Where user data crosses Zev product boundaries, and on what basis. This page is the DPO's map of the ecosystem's internal data movement.

For per-product flows (inside one product), see that product's data-flows.md.

The big picture

graph LR
  User((User)) -->|signup, login, MFA| ZevID
  ZevID -->|identity, KYC outcome| ZevPay
  ZevID -->|identity| ZevCommerce
  ZevID -->|identity| ZevCloud
  ZevID -->|identity| ZevWorkspace

  ZevPay -->|KYC report| ZevID
  ZevPay -->|enrollment sync| ZevID
  ZevCommerce -->|enrollment sync| ZevID
  ZevCloud -->|enrollment sync| ZevID
  ZevWorkspace -->|enrollment sync| ZevID

  ZevCommerce -->|ZPIP: zevpay.checkout.write| ZevPay
  ZevCommerce -->|ZPIP: zevpay.kyc.status| ZevPay

Recurring flows

Identity (ZevID → every product)

When a user signs into any Zev product, ZevID returns an identity token bound to that product. The token carries the user's accountId, email, name, and (for products that opted into it) basic profile fields. No cross-product data leaks via the token — products only see what's in the user's signin-time OAuth scope.

Documented per product in each product's data-flows.md under "Signup / onboarding."

Enrollment sync (every product → ZevID)

Every product reports the user's enrollment + tier + sub-entities into ZevID via a PUT call. See enrollment-sync.md for the contract.

KYC outcome write (ZevPay → ZevID)

When ZevPay completes KYC for a user, it writes the outcome into ZevID's kyc_verifications table via POST /v1/internal/kyc-report. ZevID becomes the source of truth for "has this user been KYC'd at all in the ecosystem." Other products read this when they need a basic "is this a real human" check; they don't re-run KYC.

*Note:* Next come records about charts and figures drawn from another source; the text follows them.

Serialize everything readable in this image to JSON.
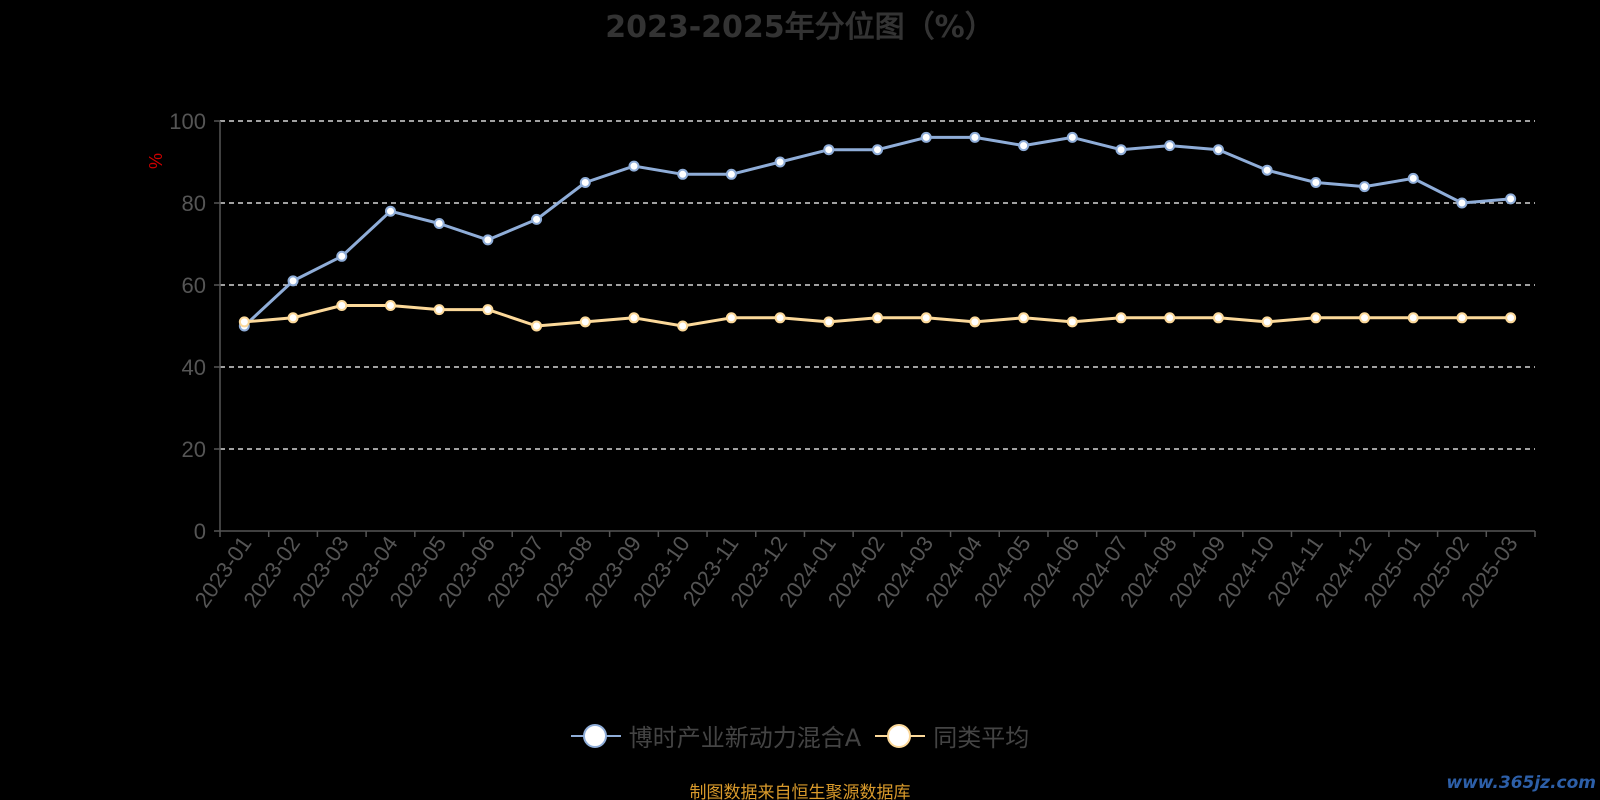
{
  "title": "2023-2025年分位图（%）",
  "source_note": "制图数据来自恒生聚源数据库",
  "watermark": "www.365jz.com",
  "colors": {
    "fund": "#8fadd8",
    "average": "#fcd99a",
    "grid": "#ffffff",
    "axis": "#555555",
    "tick_label": "#555555",
    "unit": "#cc0000",
    "source": "#d99a2b",
    "background": "#000000"
  },
  "legend": [
    {
      "name": "博时产业新动力混合A",
      "color": "#8fadd8"
    },
    {
      "name": "同类平均",
      "color": "#fcd99a"
    }
  ],
  "chart_data": {
    "type": "line",
    "title": "2023-2025年分位图（%）",
    "ylabel": "%",
    "ylim": [
      0,
      100
    ],
    "yticks": [
      0,
      20,
      40,
      60,
      80,
      100
    ],
    "grid": true,
    "legend_position": "bottom",
    "categories": [
      "2023-01",
      "2023-02",
      "2023-03",
      "2023-04",
      "2023-05",
      "2023-06",
      "2023-07",
      "2023-08",
      "2023-09",
      "2023-10",
      "2023-11",
      "2023-12",
      "2024-01",
      "2024-02",
      "2024-03",
      "2024-04",
      "2024-05",
      "2024-06",
      "2024-07",
      "2024-08",
      "2024-09",
      "2024-10",
      "2024-11",
      "2024-12",
      "2025-01",
      "2025-02",
      "2025-03"
    ],
    "series": [
      {
        "name": "博时产业新动力混合A",
        "values": [
          50,
          61,
          67,
          78,
          75,
          71,
          76,
          85,
          89,
          87,
          87,
          90,
          93,
          93,
          96,
          96,
          94,
          96,
          93,
          94,
          93,
          88,
          85,
          84,
          86,
          80,
          81
        ]
      },
      {
        "name": "同类平均",
        "values": [
          51,
          52,
          55,
          55,
          54,
          54,
          50,
          51,
          52,
          50,
          52,
          52,
          51,
          52,
          52,
          51,
          52,
          51,
          52,
          52,
          52,
          51,
          52,
          52,
          52,
          52,
          52
        ]
      }
    ]
  }
}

Lawful basis: legitimate interest (ecosystem trust requires a single KYC record; the user accepted ZevPay's KYC terms at the point of submitting BVN/NIN).

KYC tier read (other products → ZevID, then optionally ZPIP to ZevPay)

For products that need the ZevPay KYC tier (e.g. for transaction-limit checks elsewhere), the path is:

  • Read enrollments[zevpay].metadata.personalKycLevel from ZevID (synced via the enrollment-sync contract; no ZPIP required, no user consent).
  • Read deeper detail (document statuses, match scores) → call ZevPay directly via ZPIP zevpay.kyc.documents.read (service+user; consent required).

Calling ZevPay directly is reserved for genuine domain-deep integrations. For "is this user verified?" the ZevID-side read is sufficient.

ZPIP cross-product calls (any product → any product)

When a product needs to do something more on the user's behalf at another product (e.g. ZevCommerce issuing API keys at ZevPay for the user's merchant account), it uses ZPIP with service+user auth and a consent screen on accounts.zevop.com. See zpip.md.

Webhooks back to the caller

For events that callers need to react to (consent revoked, capability deprecated, tier changed), ZevID and product owners dispatch webhooks. Subscribers are documented in each product's third-parties.md — webhooks effectively make the receiving product a processor of the dispatching product's events.

Cross-border movement inside Zev

All Zev product DBs run in regions consistent with NDPA expectations. We don't cross borders between Zev products. Cross-border movement only happens via external processors — documented per product in third-parties.md.